The party scene includes some of the best quotes, one that was repurposed in the 1983 film Trading Places but originated in Auntie Mame when Gloria tried to tell an amusing story:
“Bunny Bixler and I were in the semi-finals - the very semi-finals, mind you - of the ping-pong tournament at the club and this ghastly thing happened. We were both playing way over our heads and the score was 29-28. And we had this really terrific volley and I stepped back to get this really terrific shot. And I stepped on the ping-pong ball! I just squashed it to bits. And then Bunny and I ran to the closet of the game room to get another ping-pong ball and the closet was locked! Imagine? We had to call the whole thing off. Well, it was ghastly. Well, it was just ghastly.”
Not only does no one laugh, but Mame’s best friend Vera takes her drink and puts it in Mame’s hand, since she clearly needs it! Another great Vera moment, played by Coral Browne, is when Gloria makes a faux-pas:
Gloria Upson: Miss Charles, I've just got to tell you how I adored you in "Mary of Scotland."
Vera Charles: Did you dear? That was Helen Hayes.
Vera Charles: Did you dear? That was Helen Hayes.
The comical role of Mame’s secretary Agnes Gooch is played by character actress Peggy Cass, who undergoes quite a transformation from mousy hausfrau to a glamour girl make-over at the hands of Mame, to assumed unwed mother before the realization that she is in fact married after a drunken night with Brian O’Bannion, Mame’s editor. Agnes herself can barely keep up with the transformation, “I lived. I gotta find out what to do now!”
Throughout the entire film, both Rosalind and the amazing film set that is her apartment undergo several fantastic design changes, reflecting the style of the time and the mood of Mame.
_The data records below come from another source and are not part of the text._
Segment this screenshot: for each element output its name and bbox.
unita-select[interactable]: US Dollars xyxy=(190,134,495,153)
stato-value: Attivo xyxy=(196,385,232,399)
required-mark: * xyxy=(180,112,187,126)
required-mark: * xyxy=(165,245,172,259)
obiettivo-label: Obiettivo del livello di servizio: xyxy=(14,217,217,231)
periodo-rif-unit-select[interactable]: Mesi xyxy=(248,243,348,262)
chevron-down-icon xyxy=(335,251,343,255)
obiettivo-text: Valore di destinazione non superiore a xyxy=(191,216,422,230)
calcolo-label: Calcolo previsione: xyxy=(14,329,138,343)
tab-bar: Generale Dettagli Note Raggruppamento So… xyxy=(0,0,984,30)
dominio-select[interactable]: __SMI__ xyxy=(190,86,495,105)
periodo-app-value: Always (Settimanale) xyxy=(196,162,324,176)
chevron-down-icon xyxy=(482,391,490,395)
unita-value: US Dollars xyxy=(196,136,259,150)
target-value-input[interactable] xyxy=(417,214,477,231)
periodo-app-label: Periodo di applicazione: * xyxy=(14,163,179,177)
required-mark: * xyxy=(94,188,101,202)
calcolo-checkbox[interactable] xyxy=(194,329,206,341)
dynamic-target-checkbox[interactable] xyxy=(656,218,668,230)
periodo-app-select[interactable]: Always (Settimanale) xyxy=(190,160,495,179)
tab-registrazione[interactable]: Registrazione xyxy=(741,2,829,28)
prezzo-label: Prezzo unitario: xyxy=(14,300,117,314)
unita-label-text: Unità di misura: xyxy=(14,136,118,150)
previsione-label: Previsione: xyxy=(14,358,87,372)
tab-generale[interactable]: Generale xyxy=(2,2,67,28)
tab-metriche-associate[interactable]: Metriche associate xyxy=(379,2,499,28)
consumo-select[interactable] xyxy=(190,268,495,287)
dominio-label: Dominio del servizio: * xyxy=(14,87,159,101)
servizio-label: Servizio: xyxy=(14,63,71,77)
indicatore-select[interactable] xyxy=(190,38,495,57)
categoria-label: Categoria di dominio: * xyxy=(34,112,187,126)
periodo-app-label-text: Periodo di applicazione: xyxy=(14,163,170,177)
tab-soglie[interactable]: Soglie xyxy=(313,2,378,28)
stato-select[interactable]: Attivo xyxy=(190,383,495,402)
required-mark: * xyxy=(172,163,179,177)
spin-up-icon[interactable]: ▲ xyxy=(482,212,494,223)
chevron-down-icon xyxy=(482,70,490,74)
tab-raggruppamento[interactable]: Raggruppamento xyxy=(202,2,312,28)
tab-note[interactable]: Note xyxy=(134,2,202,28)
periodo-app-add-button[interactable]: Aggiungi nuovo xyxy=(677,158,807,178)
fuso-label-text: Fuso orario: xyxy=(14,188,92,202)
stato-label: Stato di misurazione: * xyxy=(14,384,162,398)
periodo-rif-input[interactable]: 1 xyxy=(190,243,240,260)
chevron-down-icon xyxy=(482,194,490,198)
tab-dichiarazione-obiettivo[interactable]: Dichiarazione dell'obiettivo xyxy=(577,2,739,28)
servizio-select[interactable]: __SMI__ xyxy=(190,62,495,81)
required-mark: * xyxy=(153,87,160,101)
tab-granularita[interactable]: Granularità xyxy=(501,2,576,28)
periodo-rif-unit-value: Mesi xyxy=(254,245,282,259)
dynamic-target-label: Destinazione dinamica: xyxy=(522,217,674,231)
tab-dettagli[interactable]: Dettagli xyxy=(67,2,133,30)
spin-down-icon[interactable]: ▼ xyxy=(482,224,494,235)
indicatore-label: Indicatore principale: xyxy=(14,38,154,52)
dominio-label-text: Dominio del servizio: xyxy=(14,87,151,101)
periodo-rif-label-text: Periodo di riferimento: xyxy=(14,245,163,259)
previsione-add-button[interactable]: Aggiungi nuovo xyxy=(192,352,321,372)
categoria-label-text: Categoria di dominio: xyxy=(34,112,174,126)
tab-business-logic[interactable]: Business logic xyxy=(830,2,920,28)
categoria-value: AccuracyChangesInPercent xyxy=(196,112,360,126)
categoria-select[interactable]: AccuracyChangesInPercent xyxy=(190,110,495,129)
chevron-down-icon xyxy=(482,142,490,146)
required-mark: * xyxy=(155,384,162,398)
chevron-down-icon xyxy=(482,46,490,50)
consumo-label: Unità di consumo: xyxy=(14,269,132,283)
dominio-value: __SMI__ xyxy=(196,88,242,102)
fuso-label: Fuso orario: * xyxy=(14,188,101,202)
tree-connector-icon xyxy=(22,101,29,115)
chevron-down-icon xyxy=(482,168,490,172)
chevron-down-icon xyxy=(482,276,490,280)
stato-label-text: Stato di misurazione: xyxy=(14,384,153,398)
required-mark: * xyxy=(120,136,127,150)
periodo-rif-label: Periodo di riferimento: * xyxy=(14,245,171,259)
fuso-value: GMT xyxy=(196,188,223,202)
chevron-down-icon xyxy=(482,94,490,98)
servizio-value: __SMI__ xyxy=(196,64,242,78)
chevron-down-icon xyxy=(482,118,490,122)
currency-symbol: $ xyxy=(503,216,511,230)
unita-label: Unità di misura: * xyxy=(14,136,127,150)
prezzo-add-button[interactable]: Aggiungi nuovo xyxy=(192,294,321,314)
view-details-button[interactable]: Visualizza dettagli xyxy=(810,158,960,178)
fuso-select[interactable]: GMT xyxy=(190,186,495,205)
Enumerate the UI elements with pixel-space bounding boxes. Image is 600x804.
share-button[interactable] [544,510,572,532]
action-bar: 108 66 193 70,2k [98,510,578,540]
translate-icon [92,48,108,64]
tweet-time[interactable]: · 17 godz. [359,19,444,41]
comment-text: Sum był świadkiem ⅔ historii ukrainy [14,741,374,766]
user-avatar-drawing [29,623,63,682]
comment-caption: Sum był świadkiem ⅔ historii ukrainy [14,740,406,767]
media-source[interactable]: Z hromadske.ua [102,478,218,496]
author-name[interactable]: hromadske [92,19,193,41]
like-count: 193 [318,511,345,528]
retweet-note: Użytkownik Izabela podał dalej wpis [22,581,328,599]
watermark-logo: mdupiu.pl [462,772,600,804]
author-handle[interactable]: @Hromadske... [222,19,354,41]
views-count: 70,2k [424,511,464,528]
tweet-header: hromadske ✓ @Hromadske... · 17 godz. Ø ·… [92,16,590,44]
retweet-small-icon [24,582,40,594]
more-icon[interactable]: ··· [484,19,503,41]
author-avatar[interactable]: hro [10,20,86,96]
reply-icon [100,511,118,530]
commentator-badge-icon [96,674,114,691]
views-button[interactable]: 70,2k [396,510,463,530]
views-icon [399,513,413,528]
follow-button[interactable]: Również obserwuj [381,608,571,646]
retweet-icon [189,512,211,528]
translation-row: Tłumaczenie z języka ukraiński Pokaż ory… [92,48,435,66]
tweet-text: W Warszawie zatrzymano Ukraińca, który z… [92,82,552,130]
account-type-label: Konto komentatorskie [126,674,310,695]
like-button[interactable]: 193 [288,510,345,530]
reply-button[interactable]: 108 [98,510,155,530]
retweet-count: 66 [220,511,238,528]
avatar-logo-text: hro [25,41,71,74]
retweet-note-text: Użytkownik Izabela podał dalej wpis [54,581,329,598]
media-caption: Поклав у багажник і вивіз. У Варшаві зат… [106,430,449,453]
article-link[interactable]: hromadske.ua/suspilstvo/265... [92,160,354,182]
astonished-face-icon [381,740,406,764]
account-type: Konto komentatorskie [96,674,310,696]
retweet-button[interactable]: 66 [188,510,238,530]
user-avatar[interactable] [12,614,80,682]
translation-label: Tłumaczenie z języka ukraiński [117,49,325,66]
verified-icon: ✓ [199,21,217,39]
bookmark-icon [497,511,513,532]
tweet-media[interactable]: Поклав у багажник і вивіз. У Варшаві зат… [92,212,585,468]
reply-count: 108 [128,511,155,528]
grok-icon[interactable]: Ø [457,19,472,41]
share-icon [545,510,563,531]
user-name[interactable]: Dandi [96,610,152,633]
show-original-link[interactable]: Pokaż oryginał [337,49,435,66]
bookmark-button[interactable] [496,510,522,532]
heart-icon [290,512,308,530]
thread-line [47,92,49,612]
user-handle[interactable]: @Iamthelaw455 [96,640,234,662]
Rosalind won a Golden Globe for her portrayal of Mame Dennis, which added to the five Golden Globes she received in her career, a record she kept until Meryl Streep won her sixth in 2007. Rosalind was as outspoken and lovable off screen as she was on, married to her producer husband, Freddie Brisson, for 35 years until she succumbed to breast cancer in 1978.
The film Auntie Mame is a feast for the eyes and pure laugh therapy. The image of a grown Patrick, now married and a father, handing his son over to his eternally young at heart Auntie Mame so they can go off and find new adventures, has stayed with me always. I can still see Mame walking the young boy up her grand stairs describing the next foreign land they will explore, which is the image I’ll always keep of both Rosalind and my grandmother Jean, climbing new heights, giving love and a joi-de-vivre every step of the way.